Model evaluation by eliminating unimportant or important predictors for Discover Key Predictors with TreeNet® Regression

Note

This command is available with the Predictive Analytics Module. Click here for more information about how to activate the module.

Find definitions and interpretation guidance for the model evaluation table.
Note

When you specify the options for Discover Key Predictors, you can choose model selection results for both training and test data. The test results indicate whether the model can adequately predict the response values for new observations, or properly summarize the relationships between the response and the predictor variables. The training results are generally for reference only.

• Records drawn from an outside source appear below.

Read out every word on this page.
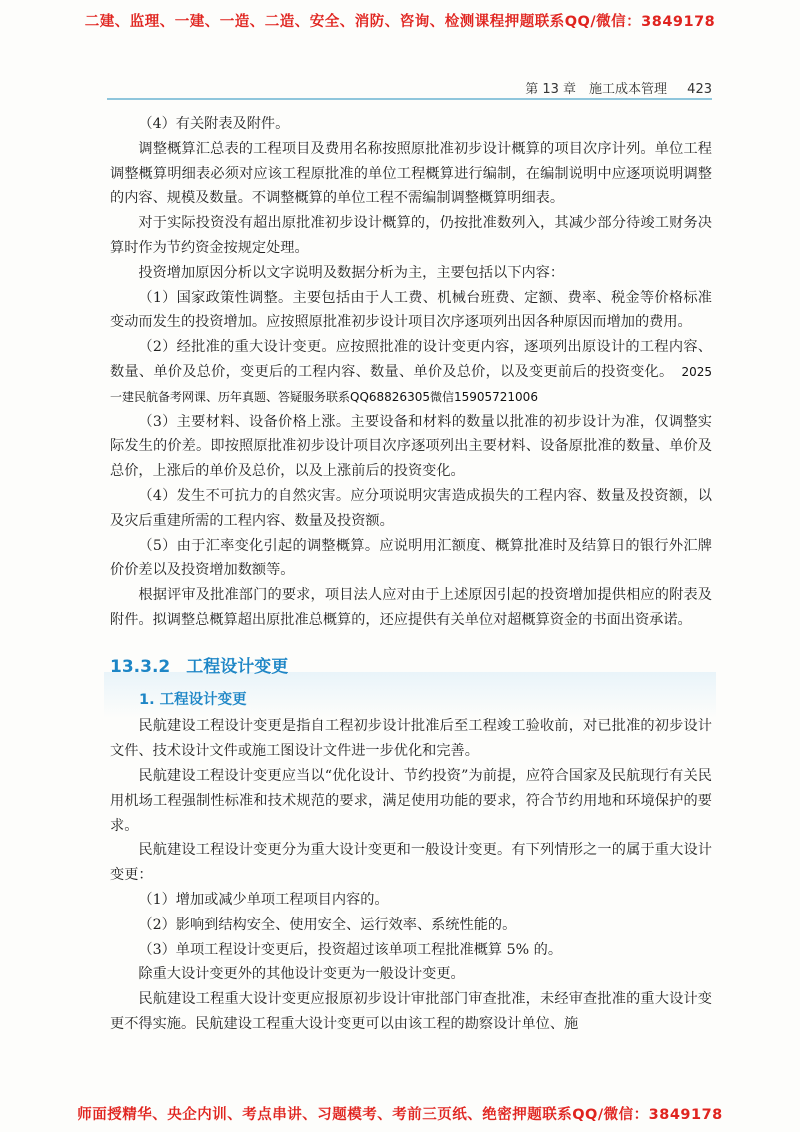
二建、监理、一建、一造、二造、安全、消防、咨询、检测课程押题联系QQ/微信：3849178
第 13 章　施工成本管理 423

（4）有关附表及附件。

调整概算汇总表的工程项目及费用名称按照原批准初步设计概算的项目次序计列。单位工程调整概算明细表必须对应该工程原批准的单位工程概算进行编制，在编制说明中应逐项说明调整的内容、规模及数量。不调整概算的单位工程不需编制调整概算明细表。

对于实际投资没有超出原批准初步设计概算的，仍按批准数列入，其减少部分待竣工财务决算时作为节约资金按规定处理。

投资增加原因分析以文字说明及数据分析为主，主要包括以下内容：

（1）国家政策性调整。主要包括由于人工费、机械台班费、定额、费率、税金等价格标准变动而发生的投资增加。应按照原批准初步设计项目次序逐项列出因各种原因而增加的费用。

（2）经批准的重大设计变更。应按照批准的设计变更内容，逐项列出原设计的工程内容、数量、单价及总价，变更后的工程内容、数量、单价及总价，以及变更前后的投资变化。 2025一建民航备考网课、历年真题、答疑服务联系QQ68826305微信15905721006

（3）主要材料、设备价格上涨。主要设备和材料的数量以批准的初步设计为准，仅调整实际发生的价差。即按照原批准初步设计项目次序逐项列出主要材料、设备原批准的数量、单价及总价，上涨后的单价及总价，以及上涨前后的投资变化。

（4）发生不可抗力的自然灾害。应分项说明灾害造成损失的工程内容、数量及投资额，以及灾后重建所需的工程内容、数量及投资额。

（5）由于汇率变化引起的调整概算。应说明用汇额度、概算批准时及结算日的银行外汇牌价价差以及投资增加数额等。

根据评审及批准部门的要求，项目法人应对由于上述原因引起的投资增加提供相应的附表及附件。拟调整总概算超出原批准总概算的，还应提供有关单位对超概算资金的书面出资承诺。

13.3.2 工程设计变更
1. 工程设计变更

民航建设工程设计变更是指自工程初步设计批准后至工程竣工验收前，对已批准的初步设计文件、技术设计文件或施工图设计文件进一步优化和完善。

民航建设工程设计变更应当以“优化设计、节约投资”为前提，应符合国家及民航现行有关民用机场工程强制性标准和技术规范的要求，满足使用功能的要求，符合节约用地和环境保护的要求。

民航建设工程设计变更分为重大设计变更和一般设计变更。有下列情形之一的属于重大设计变更：

（1）增加或减少单项工程项目内容的。

（2）影响到结构安全、使用安全、运行效率、系统性能的。

（3）单项工程设计变更后，投资超过该单项工程批准概算 5% 的。

除重大设计变更外的其他设计变更为一般设计变更。

民航建设工程重大设计变更应报原初步设计审批部门审查批准，未经审查批准的重大设计变更不得实施。民航建设工程重大设计变更可以由该工程的勘察设计单位、施

师面授精华、央企内训、考点串讲、习题模考、考前三页纸、绝密押题联系QQ/微信：3849178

Use the results to compare the models from different steps. To further explore an alternative model from the table, click Select an Alternative Model. Minitab produces a full set of results for the alternative model. You can tune the hyperparameters and make predictions accordingly.

Optimal number of trees

The optimal number of trees usually differs at each step. If the optimal number is close to the total number of trees for the analysis, the model is more likely to improve. You can consider whether to further explore an alternative model that seems likely to improve.

R-squared (%)

R2 is the percentage of variation in the response that the model explains. R2 values range from 0% to 100%.

When you use the squared error loss function or the Huber loss function, then the table includes the R2 value for each model. The results that follow are for the model with the highest R2 value. If a model with a smaller number of terms has an R2 value that is close to the optimal value, then consider whether to further explore the alternative model. A model with fewer predictors is easier to interpret and allows you to work with a smaller number of predictors.

MAD

The mean absolute deviation (MAD) is the average of the absolute value of the difference between a predicted value an actual value. The smaller the MAD, the better the model fits the data. The MAD expresses accuracy in the same units as the data, which helps conceptualize the amount of error.

When you use the absolute deviation loss function, then the table includes the MAD value for each model. The full results that follow the table are for the model with the least MAD value. If a model with a smaller number of terms has an MAD value that is close to the optimal value, then consider whether to further explore the alternative model. A model with fewer predictors is easier to interpret and allows you to work with a smaller number of predictors.

Predictor count

The predictor count is the number of predictors in the model. The number of predictors in the first row of the table is always all the predictors that the analysis considers. After the first row, the number of predictors depends on whether the analysis eliminates unimportant predictors or important predictors.

When the analysis removes the least important predictors, then the number of predictors decreases by a specified number of predictors in each step, plus any predictors that have importance scores of 0. For example, if the analysis eliminates 10 predictors per step, has 900 predictors, and 450 predictors with importance scores of 0 in the initial model, then the first row of the table has 900 predictors. The second row has 440 predictors because the analysis removes the 450 predictors with importance scores of 0 and the 10 least important predictors.

When the analysis removes the most important predictors, then the number of predictors decreases by the specified number of predictors at each step. Predictors that have 0 importance remain in the model.

Eliminated predictors

The column shows the eliminated predictors at each step. The list shows at most 25 predictor titles at a step. The first row always shows "None" because the model has all the predictors. After the first row, the number of predictors depends on whether the analysis eliminates unimportant predictors or important predictors.

When the analysis removes the least important predictors, then the number of predictors decreases by a specified number of predictors in each step, plus any predictors that have 0 importance scores. If the analysis eliminates predictors that have 0 importance scores, then those predictors are first in the list. When the analysis eliminates more than one predictor in either category, the order of the names is the order of the predictors from the worksheet.

When the analysis removes the most important predictors, then the list shows the eliminated predictors from each step. When the analysis eliminates more than one important predictor at a step, then the order of the names in the list is the order of the predictors from the worksheet.